Литмир - Электронная Библиотека
A
A

Когда путники приблизились к стене, когда въехали в ворота, их взору открылось зрелище прекрасное и печальное. Между колоннами и портиками лежали кучи щебня, поросшие буйными сорняками. Площади были сплошь покрыты весенней травой, из которой выглядывали облупленные, потрескавшиеся колонны.
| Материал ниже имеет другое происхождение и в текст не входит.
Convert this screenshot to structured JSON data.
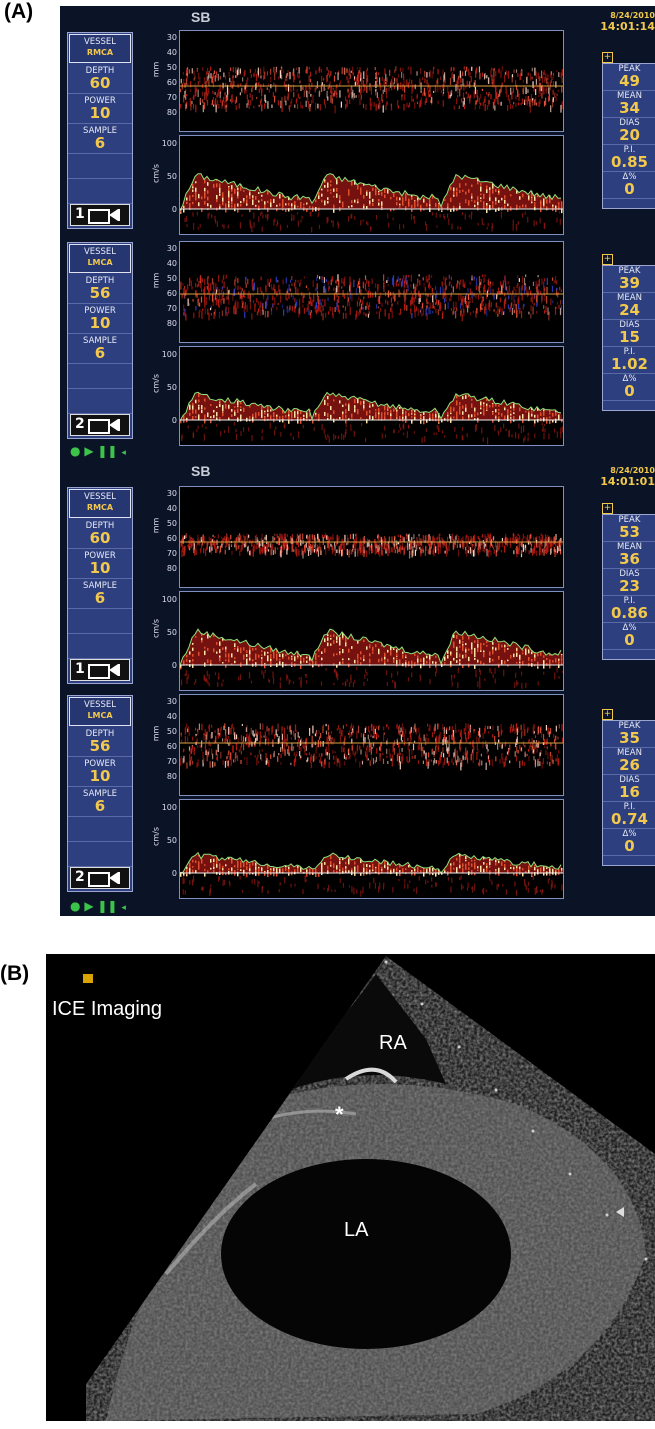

Над цветущими пригорками, над грудами мусора и камня здесь и там высились церкви и руины древнеримских храмов, колоннад, арок - вокруг них громоздились каменные здания, где проживала римская чернь, ее главари, а также враждебная ей знать.

Между отдельными населенными кварталами пролегали обширные, усеянные камнями пустыри - средь зеленых кустарников и глыб известняка там обитали лишь ящерицы, кошки да собаки, которые лениво тявкали на проезжавших всадников. Жилища римских вельмож, сооруженные в виде крепостных башен, имели странный вид - в толстые кирпичные стены были вмурованы колонны, куски надгробных барельефов, бюсты знатных римлян с отбитыми носами, обломки фризов с изящным переплетением орнаментов. На прилегавших к этим башням участках стояли хибарки, обмазанные известью, которую здешние жители добывали, обжигая древние статуи; кое-где виднелись кирпичные стены базилик, и вдоль них ряды колонн, перенесенных из языческих сооружений. Внимание наших путников привлекли грандиозные развалины терм Диоклетиана, и они остановились полюбоваться на порфировую колоннаду, украшавшую атриум. Генрих невольно спросил себя, каким образом эти остатки языческого варварства еще уцелели, почему их не употребили для христианских храмов.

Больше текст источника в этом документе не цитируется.